About me (View CV)
My PhD journey is driven by a curiosity about how we can enhance research replicability. My work is dedicated to improving the evaluation and planning of close replications, as well as assessing the credibility of psychological findings. As an aspiring early-career researcher, my ultimate goal is to pioneer methods for guiding science to make our research more robust and reproducible.
My doctoral work introduces a new replication success classification framework for multisite direct replication studies (e.g., the ManyLab replication projects) that goes beyond the traditional binary distinction of replication success and failure by distinguishing between true and false replication successes and failures. My work reveals how bias (p-hacking and publication bias) and study-level factors (e.g., statistical power) dynamically shape the replication outcomes. I developed a Shiny app to visualize this framework.
I also work on methodological issues in meta-analytic methods, with a particular focus on the meta-analysis of proportions. My comprehensive tutorial in this area has become a widely referenced resource in fields such as epidemiology, medicine, public health, and more. I collaborate with researchers from diverse disiplines to conduct systematic reviews and meta-analyses. I have developed a research tool for systematic review called CoviPanel. It is a ChatGPT-assisted browser extension built for facilitating title and abstract screening in Covidence.

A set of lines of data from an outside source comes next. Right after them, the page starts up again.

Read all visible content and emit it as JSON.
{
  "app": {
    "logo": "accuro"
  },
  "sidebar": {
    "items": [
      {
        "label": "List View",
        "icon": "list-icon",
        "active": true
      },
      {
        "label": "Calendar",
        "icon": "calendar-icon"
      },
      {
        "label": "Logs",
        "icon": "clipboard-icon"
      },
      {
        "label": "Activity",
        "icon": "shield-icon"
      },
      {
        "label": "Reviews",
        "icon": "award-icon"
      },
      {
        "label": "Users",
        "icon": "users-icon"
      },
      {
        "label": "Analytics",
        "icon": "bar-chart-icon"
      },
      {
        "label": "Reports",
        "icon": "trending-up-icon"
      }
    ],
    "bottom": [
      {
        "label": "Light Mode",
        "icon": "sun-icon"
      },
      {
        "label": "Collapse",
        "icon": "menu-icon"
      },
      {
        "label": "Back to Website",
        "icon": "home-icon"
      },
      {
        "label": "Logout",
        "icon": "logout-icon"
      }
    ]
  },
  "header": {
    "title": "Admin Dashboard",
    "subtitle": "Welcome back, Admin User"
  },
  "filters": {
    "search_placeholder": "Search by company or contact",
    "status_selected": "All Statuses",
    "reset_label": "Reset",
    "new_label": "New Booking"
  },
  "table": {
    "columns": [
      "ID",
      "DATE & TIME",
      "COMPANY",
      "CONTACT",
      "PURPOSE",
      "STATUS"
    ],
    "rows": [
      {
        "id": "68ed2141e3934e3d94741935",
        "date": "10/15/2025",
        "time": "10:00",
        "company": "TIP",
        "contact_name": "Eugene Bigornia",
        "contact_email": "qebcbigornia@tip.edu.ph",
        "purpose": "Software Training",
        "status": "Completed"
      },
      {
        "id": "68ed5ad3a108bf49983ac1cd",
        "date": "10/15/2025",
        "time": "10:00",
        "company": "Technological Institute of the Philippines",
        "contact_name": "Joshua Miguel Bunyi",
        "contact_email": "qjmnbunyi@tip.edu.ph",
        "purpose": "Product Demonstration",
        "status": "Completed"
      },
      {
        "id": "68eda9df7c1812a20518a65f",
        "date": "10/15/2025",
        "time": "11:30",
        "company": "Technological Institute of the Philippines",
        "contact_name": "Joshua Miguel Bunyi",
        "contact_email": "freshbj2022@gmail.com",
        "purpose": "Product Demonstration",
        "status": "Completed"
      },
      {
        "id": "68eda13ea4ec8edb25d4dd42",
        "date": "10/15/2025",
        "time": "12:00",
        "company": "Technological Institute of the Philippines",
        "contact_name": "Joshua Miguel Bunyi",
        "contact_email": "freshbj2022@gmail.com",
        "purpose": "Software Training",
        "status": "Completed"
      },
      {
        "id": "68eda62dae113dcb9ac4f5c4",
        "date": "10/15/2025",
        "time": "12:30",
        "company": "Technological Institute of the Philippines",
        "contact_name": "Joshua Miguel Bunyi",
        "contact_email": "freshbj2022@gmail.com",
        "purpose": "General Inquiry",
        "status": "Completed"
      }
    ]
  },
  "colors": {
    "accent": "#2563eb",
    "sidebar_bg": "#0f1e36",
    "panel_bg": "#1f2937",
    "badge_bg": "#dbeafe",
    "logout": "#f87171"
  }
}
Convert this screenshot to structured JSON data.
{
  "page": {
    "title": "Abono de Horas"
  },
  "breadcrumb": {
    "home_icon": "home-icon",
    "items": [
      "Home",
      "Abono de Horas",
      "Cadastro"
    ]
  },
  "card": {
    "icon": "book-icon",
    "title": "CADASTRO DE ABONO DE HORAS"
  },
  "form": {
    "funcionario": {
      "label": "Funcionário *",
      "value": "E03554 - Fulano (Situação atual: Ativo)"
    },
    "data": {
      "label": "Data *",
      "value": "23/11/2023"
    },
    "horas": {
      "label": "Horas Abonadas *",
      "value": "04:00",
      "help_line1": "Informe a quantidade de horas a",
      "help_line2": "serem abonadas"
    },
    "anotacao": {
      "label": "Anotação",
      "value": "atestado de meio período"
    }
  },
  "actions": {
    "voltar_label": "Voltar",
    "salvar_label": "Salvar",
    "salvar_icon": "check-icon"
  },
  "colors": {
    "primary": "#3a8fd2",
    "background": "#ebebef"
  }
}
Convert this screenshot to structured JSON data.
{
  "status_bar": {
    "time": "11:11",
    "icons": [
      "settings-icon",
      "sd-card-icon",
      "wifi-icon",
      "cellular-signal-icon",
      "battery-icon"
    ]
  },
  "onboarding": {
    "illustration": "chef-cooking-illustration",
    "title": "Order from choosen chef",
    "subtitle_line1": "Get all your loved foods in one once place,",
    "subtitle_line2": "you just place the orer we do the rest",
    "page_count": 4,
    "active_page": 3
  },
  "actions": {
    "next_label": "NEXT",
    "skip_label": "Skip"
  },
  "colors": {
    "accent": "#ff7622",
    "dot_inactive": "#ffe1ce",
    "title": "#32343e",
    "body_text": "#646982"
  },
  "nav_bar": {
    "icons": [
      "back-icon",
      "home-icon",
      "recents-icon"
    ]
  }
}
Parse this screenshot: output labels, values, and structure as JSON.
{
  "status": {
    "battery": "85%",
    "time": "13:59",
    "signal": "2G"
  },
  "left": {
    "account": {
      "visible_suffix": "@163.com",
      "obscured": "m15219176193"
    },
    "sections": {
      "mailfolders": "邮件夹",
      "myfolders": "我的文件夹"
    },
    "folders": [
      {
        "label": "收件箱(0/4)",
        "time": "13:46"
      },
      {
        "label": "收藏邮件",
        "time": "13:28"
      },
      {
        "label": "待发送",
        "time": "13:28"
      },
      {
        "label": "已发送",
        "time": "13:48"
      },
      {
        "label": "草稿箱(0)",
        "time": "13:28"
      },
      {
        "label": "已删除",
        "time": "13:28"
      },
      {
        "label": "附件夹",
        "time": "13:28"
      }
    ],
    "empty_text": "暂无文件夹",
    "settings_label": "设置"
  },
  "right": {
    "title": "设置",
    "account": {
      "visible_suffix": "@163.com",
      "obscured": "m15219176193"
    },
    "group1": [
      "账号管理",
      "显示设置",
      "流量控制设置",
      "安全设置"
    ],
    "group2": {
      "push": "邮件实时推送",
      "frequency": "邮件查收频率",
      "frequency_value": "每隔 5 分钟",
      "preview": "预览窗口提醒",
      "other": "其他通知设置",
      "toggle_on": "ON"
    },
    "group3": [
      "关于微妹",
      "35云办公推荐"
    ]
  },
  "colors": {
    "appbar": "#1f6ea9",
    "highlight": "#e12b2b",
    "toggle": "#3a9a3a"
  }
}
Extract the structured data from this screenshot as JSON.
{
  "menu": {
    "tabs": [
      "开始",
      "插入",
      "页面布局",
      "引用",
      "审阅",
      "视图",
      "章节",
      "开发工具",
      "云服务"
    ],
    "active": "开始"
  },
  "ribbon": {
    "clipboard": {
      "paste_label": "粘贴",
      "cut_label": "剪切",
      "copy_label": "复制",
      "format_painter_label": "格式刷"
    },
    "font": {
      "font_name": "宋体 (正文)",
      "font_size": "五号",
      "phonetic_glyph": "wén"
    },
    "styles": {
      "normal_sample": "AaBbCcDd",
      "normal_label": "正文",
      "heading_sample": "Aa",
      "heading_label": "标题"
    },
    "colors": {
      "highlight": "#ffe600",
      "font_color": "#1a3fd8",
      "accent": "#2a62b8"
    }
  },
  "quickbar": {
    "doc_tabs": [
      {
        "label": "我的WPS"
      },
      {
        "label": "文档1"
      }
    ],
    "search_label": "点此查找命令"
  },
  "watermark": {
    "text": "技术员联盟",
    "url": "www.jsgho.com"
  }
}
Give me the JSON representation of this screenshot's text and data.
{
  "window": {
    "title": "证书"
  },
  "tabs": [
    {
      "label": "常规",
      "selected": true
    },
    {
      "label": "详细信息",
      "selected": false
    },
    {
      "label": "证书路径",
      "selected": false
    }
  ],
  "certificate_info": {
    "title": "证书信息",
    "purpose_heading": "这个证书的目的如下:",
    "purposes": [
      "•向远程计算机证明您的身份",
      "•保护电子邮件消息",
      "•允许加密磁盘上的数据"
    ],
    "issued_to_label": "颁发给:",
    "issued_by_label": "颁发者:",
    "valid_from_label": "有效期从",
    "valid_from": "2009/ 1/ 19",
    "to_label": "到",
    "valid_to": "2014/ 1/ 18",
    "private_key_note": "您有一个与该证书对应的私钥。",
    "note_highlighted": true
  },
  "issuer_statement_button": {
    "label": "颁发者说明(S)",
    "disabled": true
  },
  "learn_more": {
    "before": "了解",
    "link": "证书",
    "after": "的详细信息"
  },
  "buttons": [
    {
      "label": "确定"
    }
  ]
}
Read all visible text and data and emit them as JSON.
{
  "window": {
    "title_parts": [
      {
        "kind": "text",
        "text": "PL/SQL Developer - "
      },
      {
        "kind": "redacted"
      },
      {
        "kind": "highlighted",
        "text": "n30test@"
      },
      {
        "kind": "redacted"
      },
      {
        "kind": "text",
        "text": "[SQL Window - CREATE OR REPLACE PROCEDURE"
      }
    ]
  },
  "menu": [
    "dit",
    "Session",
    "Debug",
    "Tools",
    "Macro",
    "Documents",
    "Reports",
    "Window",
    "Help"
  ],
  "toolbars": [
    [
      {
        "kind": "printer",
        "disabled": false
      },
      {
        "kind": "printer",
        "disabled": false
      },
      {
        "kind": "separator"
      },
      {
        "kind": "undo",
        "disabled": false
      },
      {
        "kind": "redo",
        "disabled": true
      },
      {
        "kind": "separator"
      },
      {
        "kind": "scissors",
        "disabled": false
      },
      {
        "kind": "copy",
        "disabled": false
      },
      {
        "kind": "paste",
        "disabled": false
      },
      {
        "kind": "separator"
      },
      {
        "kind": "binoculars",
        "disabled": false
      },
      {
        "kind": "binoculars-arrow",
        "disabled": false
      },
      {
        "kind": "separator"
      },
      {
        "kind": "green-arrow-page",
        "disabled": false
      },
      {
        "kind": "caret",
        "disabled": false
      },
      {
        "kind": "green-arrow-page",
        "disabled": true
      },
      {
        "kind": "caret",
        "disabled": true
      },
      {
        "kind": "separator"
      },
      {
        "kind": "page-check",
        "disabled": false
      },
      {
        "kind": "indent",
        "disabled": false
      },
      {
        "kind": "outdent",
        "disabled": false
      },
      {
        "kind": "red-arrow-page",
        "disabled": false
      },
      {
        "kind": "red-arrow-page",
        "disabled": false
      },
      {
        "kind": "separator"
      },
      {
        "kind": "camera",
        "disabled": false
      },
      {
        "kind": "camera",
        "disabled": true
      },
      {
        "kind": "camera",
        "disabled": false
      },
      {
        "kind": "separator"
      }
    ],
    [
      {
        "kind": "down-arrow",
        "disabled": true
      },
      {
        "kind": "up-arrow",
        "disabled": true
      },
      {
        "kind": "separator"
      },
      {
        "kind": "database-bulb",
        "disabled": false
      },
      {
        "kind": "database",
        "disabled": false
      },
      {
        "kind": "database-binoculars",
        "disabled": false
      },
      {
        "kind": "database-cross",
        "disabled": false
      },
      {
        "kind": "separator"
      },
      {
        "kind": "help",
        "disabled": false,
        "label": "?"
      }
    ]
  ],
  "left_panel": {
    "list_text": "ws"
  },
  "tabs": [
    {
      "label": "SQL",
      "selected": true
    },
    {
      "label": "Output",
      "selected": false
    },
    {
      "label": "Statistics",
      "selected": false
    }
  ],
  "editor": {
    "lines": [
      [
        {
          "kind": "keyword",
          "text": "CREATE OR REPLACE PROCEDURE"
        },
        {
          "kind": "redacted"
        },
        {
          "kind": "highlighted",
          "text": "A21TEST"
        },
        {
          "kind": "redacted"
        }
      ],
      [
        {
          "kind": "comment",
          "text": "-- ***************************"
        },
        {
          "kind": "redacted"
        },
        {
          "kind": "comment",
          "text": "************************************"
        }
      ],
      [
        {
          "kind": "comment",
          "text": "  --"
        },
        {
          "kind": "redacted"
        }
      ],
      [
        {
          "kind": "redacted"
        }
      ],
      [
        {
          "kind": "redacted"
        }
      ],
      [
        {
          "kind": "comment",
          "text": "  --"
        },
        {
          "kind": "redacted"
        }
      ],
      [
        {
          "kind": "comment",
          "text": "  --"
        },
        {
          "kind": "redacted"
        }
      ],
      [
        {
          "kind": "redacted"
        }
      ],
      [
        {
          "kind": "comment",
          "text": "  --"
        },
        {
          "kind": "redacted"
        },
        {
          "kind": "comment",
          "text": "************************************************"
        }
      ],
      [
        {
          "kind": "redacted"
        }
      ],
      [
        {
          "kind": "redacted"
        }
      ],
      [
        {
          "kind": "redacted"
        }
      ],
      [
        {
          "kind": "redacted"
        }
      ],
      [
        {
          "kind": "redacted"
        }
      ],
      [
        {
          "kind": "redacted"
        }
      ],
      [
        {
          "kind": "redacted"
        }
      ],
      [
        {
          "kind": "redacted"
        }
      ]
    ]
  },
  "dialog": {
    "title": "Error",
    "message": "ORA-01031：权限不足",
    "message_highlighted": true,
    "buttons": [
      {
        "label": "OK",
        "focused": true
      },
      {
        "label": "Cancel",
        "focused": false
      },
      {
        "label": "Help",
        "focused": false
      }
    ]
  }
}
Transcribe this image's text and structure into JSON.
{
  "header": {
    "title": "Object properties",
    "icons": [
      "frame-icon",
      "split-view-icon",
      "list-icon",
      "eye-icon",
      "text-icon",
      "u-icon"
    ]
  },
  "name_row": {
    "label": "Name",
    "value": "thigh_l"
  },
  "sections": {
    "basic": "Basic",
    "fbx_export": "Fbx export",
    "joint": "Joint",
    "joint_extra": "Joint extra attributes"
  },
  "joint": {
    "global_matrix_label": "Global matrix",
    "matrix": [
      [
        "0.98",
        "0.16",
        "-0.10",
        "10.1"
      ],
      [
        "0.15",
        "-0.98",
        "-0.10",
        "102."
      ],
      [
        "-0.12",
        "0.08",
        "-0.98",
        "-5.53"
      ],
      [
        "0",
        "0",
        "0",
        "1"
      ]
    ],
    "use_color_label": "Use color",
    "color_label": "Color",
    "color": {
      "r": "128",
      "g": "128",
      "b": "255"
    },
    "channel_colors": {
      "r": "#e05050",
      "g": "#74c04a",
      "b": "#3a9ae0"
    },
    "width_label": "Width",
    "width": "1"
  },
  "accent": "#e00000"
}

My expertise encompasses a broad spectrum of statistical techniques and tools, including Monte Carlo simulations, high-performance computing, Shiny App development, Bayesian analysis, mixed-effects modeling, among others. With nearly a decade of experience in statistical programming using R, I am passionate about educating the public in R programming for the greater good. You can view my video tutorial to see a glimpse of my teaching approach in R, available here.
One of the coolest computational skills I’ve picked up for research is high-performance computing (HPC). I run large-scale simulations on HPC servers in the university or on cloud-based platforms, like AWS EC2. Using HPC, simulations that would’ve taken months on a regular computer now wrap up in just a week or even days! This kind of power opens the door to more ambitious, complex, and exciting research questions.